Gorilla Glue: This glue isn’t for the faint of heart. A single inhale is enough to empty out a grown man’s bowels — I’ve seen it happen. Like it or not, this glue deserves credit for its boldness. Its overtones of tractor rust and decaying animal carcass are most aptly enjoyed in warm, sauna-like temperatures. Sniff at your own peril in a nice, private place. Seriously. Do this one in private.
Elmer’s Glue: In the wake of the 2020 political landscape, many people have reverted to childhood creature comforts as coping mechanisms: some rewatch Hannah Montana; some listen to early 2000s soft rock; some fiend for the familiar scent of the glue of their childhoods.
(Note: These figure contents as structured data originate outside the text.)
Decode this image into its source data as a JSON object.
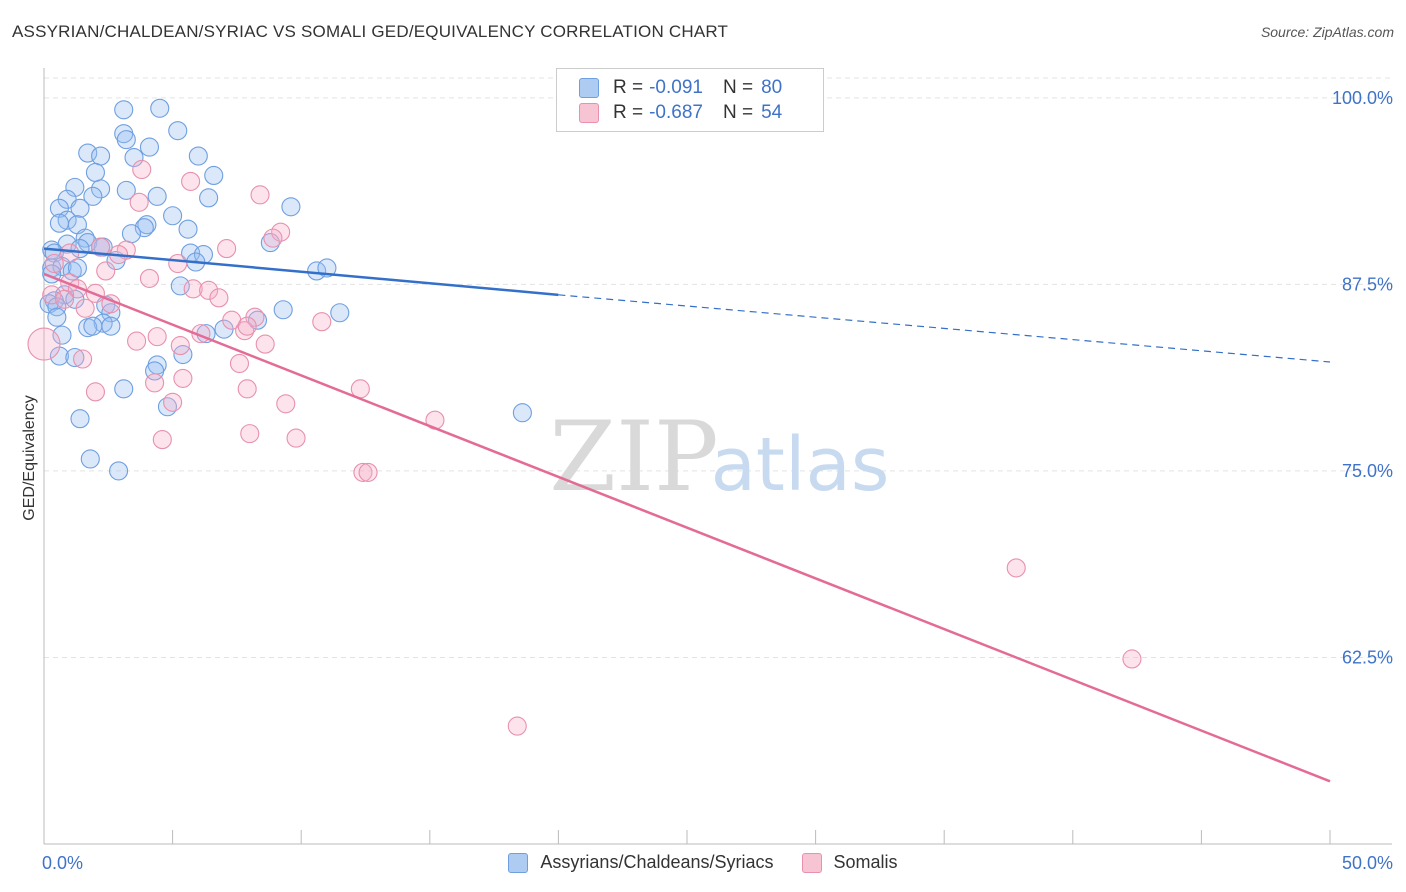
{
  "title": "ASSYRIAN/CHALDEAN/SYRIAC VS SOMALI GED/EQUIVALENCY CORRELATION CHART",
  "source": "Source: ZipAtlas.com",
  "watermark": {
    "zip": "ZIP",
    "atlas": "atlas"
  },
  "legend": {
    "rows": [
      {
        "r_label": "R =",
        "r_value": "-0.091",
        "n_label": "N =",
        "n_value": "80",
        "color": "#aecbf2",
        "border": "#6f9fe0"
      },
      {
        "r_label": "R =",
        "r_value": "-0.687",
        "n_label": "N =",
        "n_value": "54",
        "color": "#f7c4d4",
        "border": "#e890ad"
      }
    ]
  },
  "bottom_legend": [
    "Assyrians/Chaldeans/Syriacs",
    "Somalis"
  ],
  "x_ticks": {
    "left": "0.0%",
    "right": "50.0%"
  },
  "y_tick_labels": [
    "100.0%",
    "87.5%",
    "75.0%",
    "62.5%"
  ],
  "colors": {
    "blue": "#3470c9",
    "pink": "#e36b96",
    "blue_fill": "rgba(150,190,240,0.35)",
    "pink_fill": "rgba(245,175,200,0.35)",
    "tick_text": "#3f73c8"
  },
  "chart_data": {
    "type": "scatter",
    "title": "ASSYRIAN/CHALDEAN/SYRIAC VS SOMALI GED/EQUIVALENCY CORRELATION CHART",
    "xlabel": "",
    "ylabel": "GED/Equivalency",
    "xlim": [
      0,
      50
    ],
    "ylim": [
      50,
      102
    ],
    "y_ticks": [
      62.5,
      75.0,
      87.5,
      100.0
    ],
    "grid": true,
    "legend_position": "top-center",
    "series": [
      {
        "name": "Assyrians/Chaldeans/Syriacs",
        "color": "#3470c9",
        "r": -0.091,
        "n": 80,
        "trend": {
          "x": [
            0,
            20
          ],
          "y": [
            89.9,
            86.8
          ],
          "dashed_extension_to": [
            50,
            82.3
          ]
        },
        "points": [
          [
            4.5,
            99.3
          ],
          [
            3.1,
            99.2
          ],
          [
            3.1,
            97.6
          ],
          [
            5.2,
            97.8
          ],
          [
            3.2,
            97.2
          ],
          [
            4.1,
            96.7
          ],
          [
            1.7,
            96.3
          ],
          [
            2.2,
            96.1
          ],
          [
            6.0,
            96.1
          ],
          [
            3.5,
            96.0
          ],
          [
            2.0,
            95.0
          ],
          [
            6.6,
            94.8
          ],
          [
            1.2,
            94.0
          ],
          [
            2.2,
            93.9
          ],
          [
            3.2,
            93.8
          ],
          [
            4.4,
            93.4
          ],
          [
            1.9,
            93.4
          ],
          [
            6.4,
            93.3
          ],
          [
            0.9,
            93.2
          ],
          [
            1.4,
            92.6
          ],
          [
            9.6,
            92.7
          ],
          [
            0.6,
            92.6
          ],
          [
            5.0,
            92.1
          ],
          [
            0.9,
            91.8
          ],
          [
            0.6,
            91.6
          ],
          [
            1.3,
            91.5
          ],
          [
            4.0,
            91.5
          ],
          [
            3.9,
            91.3
          ],
          [
            5.6,
            91.2
          ],
          [
            3.4,
            90.9
          ],
          [
            1.6,
            90.6
          ],
          [
            0.9,
            90.2
          ],
          [
            1.7,
            90.3
          ],
          [
            2.3,
            90.0
          ],
          [
            8.8,
            90.3
          ],
          [
            2.2,
            90.0
          ],
          [
            1.4,
            89.9
          ],
          [
            0.3,
            89.8
          ],
          [
            0.4,
            89.6
          ],
          [
            5.7,
            89.6
          ],
          [
            6.2,
            89.5
          ],
          [
            5.9,
            89.0
          ],
          [
            2.8,
            89.1
          ],
          [
            0.3,
            88.6
          ],
          [
            0.7,
            88.7
          ],
          [
            1.1,
            88.4
          ],
          [
            0.3,
            88.2
          ],
          [
            10.6,
            88.4
          ],
          [
            1.3,
            88.6
          ],
          [
            11.0,
            88.6
          ],
          [
            5.3,
            87.4
          ],
          [
            0.8,
            86.8
          ],
          [
            0.4,
            86.4
          ],
          [
            1.2,
            86.5
          ],
          [
            0.2,
            86.2
          ],
          [
            0.5,
            86.0
          ],
          [
            2.4,
            86.1
          ],
          [
            9.3,
            85.8
          ],
          [
            2.6,
            85.6
          ],
          [
            11.5,
            85.6
          ],
          [
            0.5,
            85.3
          ],
          [
            2.3,
            84.9
          ],
          [
            2.6,
            84.7
          ],
          [
            6.3,
            84.2
          ],
          [
            0.7,
            84.1
          ],
          [
            1.7,
            84.6
          ],
          [
            1.9,
            84.7
          ],
          [
            5.4,
            82.8
          ],
          [
            0.6,
            82.7
          ],
          [
            1.2,
            82.6
          ],
          [
            4.4,
            82.1
          ],
          [
            4.3,
            81.7
          ],
          [
            3.1,
            80.5
          ],
          [
            4.8,
            79.3
          ],
          [
            1.4,
            78.5
          ],
          [
            18.6,
            78.9
          ],
          [
            1.8,
            75.8
          ],
          [
            2.9,
            75.0
          ],
          [
            7.0,
            84.5
          ],
          [
            8.3,
            85.1
          ]
        ]
      },
      {
        "name": "Somalis",
        "color": "#e36b96",
        "r": -0.687,
        "n": 54,
        "trend": {
          "x": [
            0,
            50
          ],
          "y": [
            88.2,
            54.2
          ]
        },
        "points": [
          [
            3.8,
            95.2
          ],
          [
            5.7,
            94.4
          ],
          [
            8.4,
            93.5
          ],
          [
            3.7,
            93.0
          ],
          [
            9.2,
            91.0
          ],
          [
            8.9,
            90.6
          ],
          [
            7.1,
            89.9
          ],
          [
            3.2,
            89.8
          ],
          [
            2.2,
            90.0
          ],
          [
            1.0,
            89.6
          ],
          [
            2.9,
            89.5
          ],
          [
            5.2,
            88.9
          ],
          [
            2.4,
            88.4
          ],
          [
            4.1,
            87.9
          ],
          [
            1.0,
            87.6
          ],
          [
            1.3,
            87.2
          ],
          [
            5.8,
            87.2
          ],
          [
            6.4,
            87.1
          ],
          [
            0.3,
            86.8
          ],
          [
            0.8,
            86.5
          ],
          [
            2.6,
            86.2
          ],
          [
            1.6,
            85.9
          ],
          [
            7.3,
            85.1
          ],
          [
            8.2,
            85.3
          ],
          [
            10.8,
            85.0
          ],
          [
            7.8,
            84.4
          ],
          [
            7.9,
            84.7
          ],
          [
            6.1,
            84.2
          ],
          [
            4.4,
            84.0
          ],
          [
            3.6,
            83.7
          ],
          [
            5.3,
            83.4
          ],
          [
            8.6,
            83.5
          ],
          [
            0.0,
            83.5
          ],
          [
            1.5,
            82.5
          ],
          [
            7.6,
            82.2
          ],
          [
            5.4,
            81.2
          ],
          [
            4.3,
            80.9
          ],
          [
            7.9,
            80.5
          ],
          [
            12.3,
            80.5
          ],
          [
            2.0,
            80.3
          ],
          [
            5.0,
            79.6
          ],
          [
            9.4,
            79.5
          ],
          [
            15.2,
            78.4
          ],
          [
            8.0,
            77.5
          ],
          [
            9.8,
            77.2
          ],
          [
            4.6,
            77.1
          ],
          [
            12.4,
            74.9
          ],
          [
            12.6,
            74.9
          ],
          [
            37.8,
            68.5
          ],
          [
            42.3,
            62.4
          ],
          [
            18.4,
            57.9
          ],
          [
            0.4,
            88.9
          ],
          [
            6.8,
            86.6
          ],
          [
            2.0,
            86.9
          ]
        ]
      }
    ]
  }
}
Though not particularly strong, this one will leave you with that warm and fuzzy feeling.
Krazy Glue: One time in high school, a kid sniffed a TON of this and ended up swinging between the rafters of the gymnasium like a chimpanzee. When he fell fifty feet he wasn’t even hurt! Krazy Glue gives you wiiiiings.
Contact Cement: Many men claim to enjoy steak dinners, contact sports, and vehicles with a lot of horsepower because these things somehow reaffirm their manhood. If you’re one of those men, contact cement is not for you! Contact cement is for the girls! This one is perfect for brunch, or a power yoga session, or even a day at the office– very versatile! Any self-respecting girlboss will always have this one in their purse.
Eau Ecarlate- Not glue per say, but if you’re seriously reading a detailed list of huffing glues to the bottom I doubt you care about the inhalant class distinction. This being said, this laundry stain remover packs a good punch in a situation where glue isn’t available.
Krylon Spray Paint- Again, not glue. This one is a step above glue, actually. It’s really one thing to have an indulgent little sniff of glue every now and then– sometimes it’s necessary, actually– but if you’re huffing paint? Seek help.